Palembang (ANTARA) - Pengamat Politik Alip Dian Permata menyebut kemungkinan terbentuknya oposisi konsensus yang lebih memilih penggunaan metode pendekatan lunak terhadap pemerintahan pasca-Pilpres 2019.

"Kekuatan politik oposisi sepertinya tidak cukup signifikan dalam memberikan fungsi kontrol terhadap laju jalannya pemerintahan, maka satu-satunya bentuk pengawasan yang mungkin dilakukan oleh oposisi adalah menjadi oposisi konsensus," kata Alip Dian Permata di Palembang, Minggu.

Alip yang juga merupakan Direktur Eksekutif Lembaga Center for Democracy and Civilization Studies (CDCS), melihat pasca pengumuman hasil pilpres kekuatan politik oposisi di parlemen cukup lemah, karena jika ditotalkan, presentase oposisi angkanya hanya mencapai 35, 39 persen, sehingga belum cukup menjadi kekuatan oposisi yang dominan di parlemen.

Baca juga: Jokowi: Silahkan oposisi asal jangan menimbulkan dendam dan kebencian

Baca juga: PSI: Rekonsiliasi wajib tapi oposisi perlu

Baca juga: Pengamat sepakat hidupkan oposisi untuk demokrasi berkualitas


Berbeda dengan pencapaian politik seperti Koalisi Merah Putih (KMP) sebagai oposisi di tahun 2014 yang meskipun gagal memenangi pilpres, namun berhasil menjadi kekuatan mayoritas di parlemen.

"Dan mereka (oposisi) saat itu bisa menyegel kursi pimpinan dewan di parlemen, sehingga di awal-awal masa kepemimpinan Jokowi mereka mampu menghadirkan perlawanan yang cukup ketat terhadap presiden," lanjutnya.

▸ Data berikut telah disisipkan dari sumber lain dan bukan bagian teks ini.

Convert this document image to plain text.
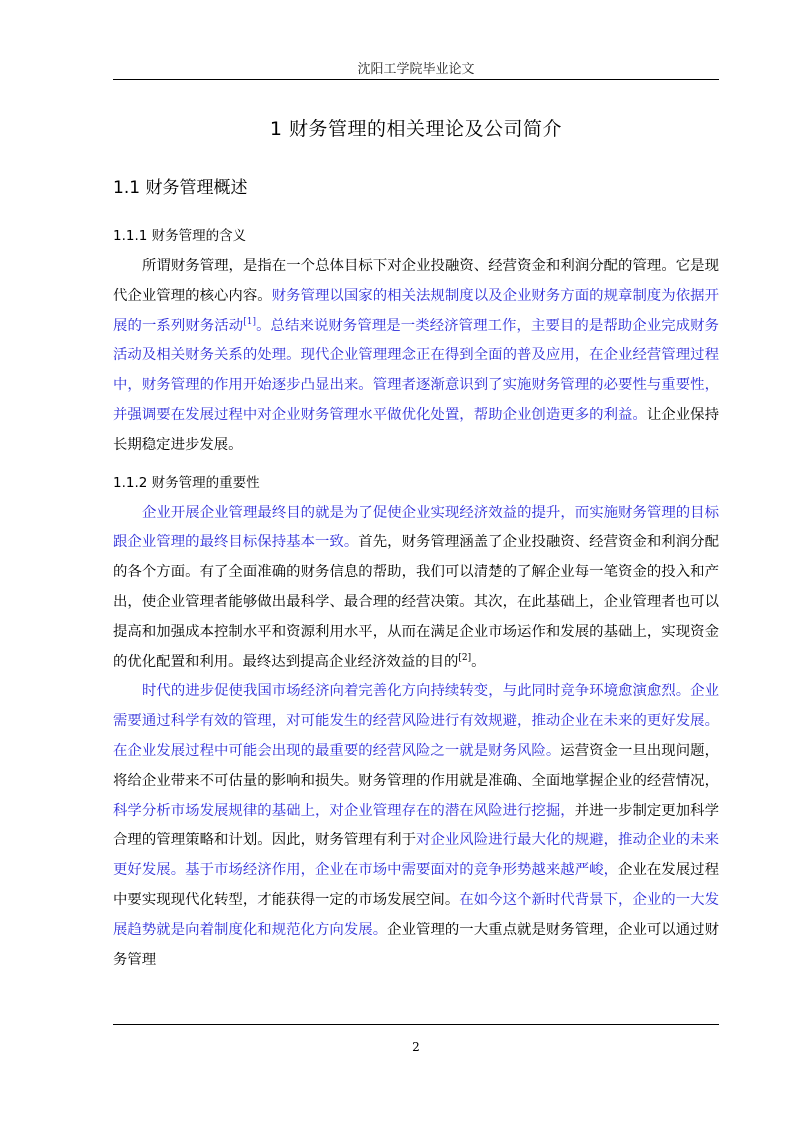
沈阳工学院毕业论文
1 财务管理的相关理论及公司简介
1.1 财务管理概述
1.1.1 财务管理的含义

所谓财务管理，是指在一个总体目标下对企业投融资、经营资金和利润分配的管理。它是现代企业管理的核心内容。财务管理以国家的相关法规制度以及企业财务方面的规章制度为依据开展的一系列财务活动[1]。总结来说财务管理是一类经济管理工作，主要目的是帮助企业完成财务活动及相关财务关系的处理。现代企业管理理念正在得到全面的普及应用，在企业经营管理过程中，财务管理的作用开始逐步凸显出来。管理者逐渐意识到了实施财务管理的必要性与重要性，并强调要在发展过程中对企业财务管理水平做优化处置，帮助企业创造更多的利益。让企业保持长期稳定进步发展。

1.1.2 财务管理的重要性

企业开展企业管理最终目的就是为了促使企业实现经济效益的提升，而实施财务管理的目标跟企业管理的最终目标保持基本一致。首先，财务管理涵盖了企业投融资、经营资金和利润分配的各个方面。有了全面准确的财务信息的帮助，我们可以清楚的了解企业每一笔资金的投入和产出，使企业管理者能够做出最科学、最合理的经营决策。其次，在此基础上，企业管理者也可以提高和加强成本控制水平和资源利用水平，从而在满足企业市场运作和发展的基础上，实现资金的优化配置和利用。最终达到提高企业经济效益的目的[2]。

时代的进步促使我国市场经济向着完善化方向持续转变，与此同时竞争环境愈演愈烈。企业需要通过科学有效的管理，对可能发生的经营风险进行有效规避，推动企业在未来的更好发展。在企业发展过程中可能会出现的最重要的经营风险之一就是财务风险。运营资金一旦出现问题，将给企业带来不可估量的影响和损失。财务管理的作用就是准确、全面地掌握企业的经营情况，科学分析市场发展规律的基础上，对企业管理存在的潜在风险进行挖掘，并进一步制定更加科学合理的管理策略和计划。因此，财务管理有利于对企业风险进行最大化的规避，推动企业的未来更好发展。基于市场经济作用，企业在市场中需要面对的竞争形势越来越严峻，企业在发展过程中要实现现代化转型，才能获得一定的市场发展空间。在如今这个新时代背景下，企业的一大发展趋势就是向着制度化和规范化方向发展。企业管理的一大重点就是财务管理，企业可以通过财务管理

2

Konsekuensi dari hadirnya oposisi konsensus, kata dia, dimungkinkan sikap oposisi tidak akan segarang dengan varian-varian oposisi lainnya, apalagi jika ternyata oposisi kekurangan bergaining position secara politik sebab bukan mayoritas.

Namun kelompok oposisi bisa saja memainkan manuvernya di parlemen dengan menarik satu atau dua partai politik menjadi 'rekan sesaat'.

"Misalnya untuk isu tertentu yang tengah menjadi pembahasan hangat di parlemen, dengan pertimbangan kepentingan jangka pendek, secara dramatis mengambil posisi diametral terhadap garis kebijakan koalisi pemerintahan, kemudian bergabung dengan gerbong oposisi," Jelas Alip.

Dinamika rekan sesaat tersebut akan mengejutkan pemerintahan dan mampu merubah lanskap politik di parlemen meski hanya bersifat sekejap, sebab kesepakatannya hanya terhadap isu tertentu, tambahnya.

Setidaknya dinamika tersebut pernah terjadi di Era Pemerintahan SBY, di mana saat itu berkali-kali PKS dan Golkar dalam isu kenaikan bahan bakar mobil (BBM) di parlemen, secara mengejutkan mengambil garis politik berlainan dengan partai koalisi pemerintahan.

"Tetapi jika melihat rekam jejak Jokowi ketika memimpin Indonesia pada periode pertama, ia termasuk presiden yang mampu mengelola dinamika yang terjadi sesama penghuni di kabinet pemerintahan, sehingga situasi reaksioner seperti era SBY tidak terulang sama sekali terhadap pemerintahannya, ini menjadi catatan penting tentunya bagi oposisi," demikian Alip.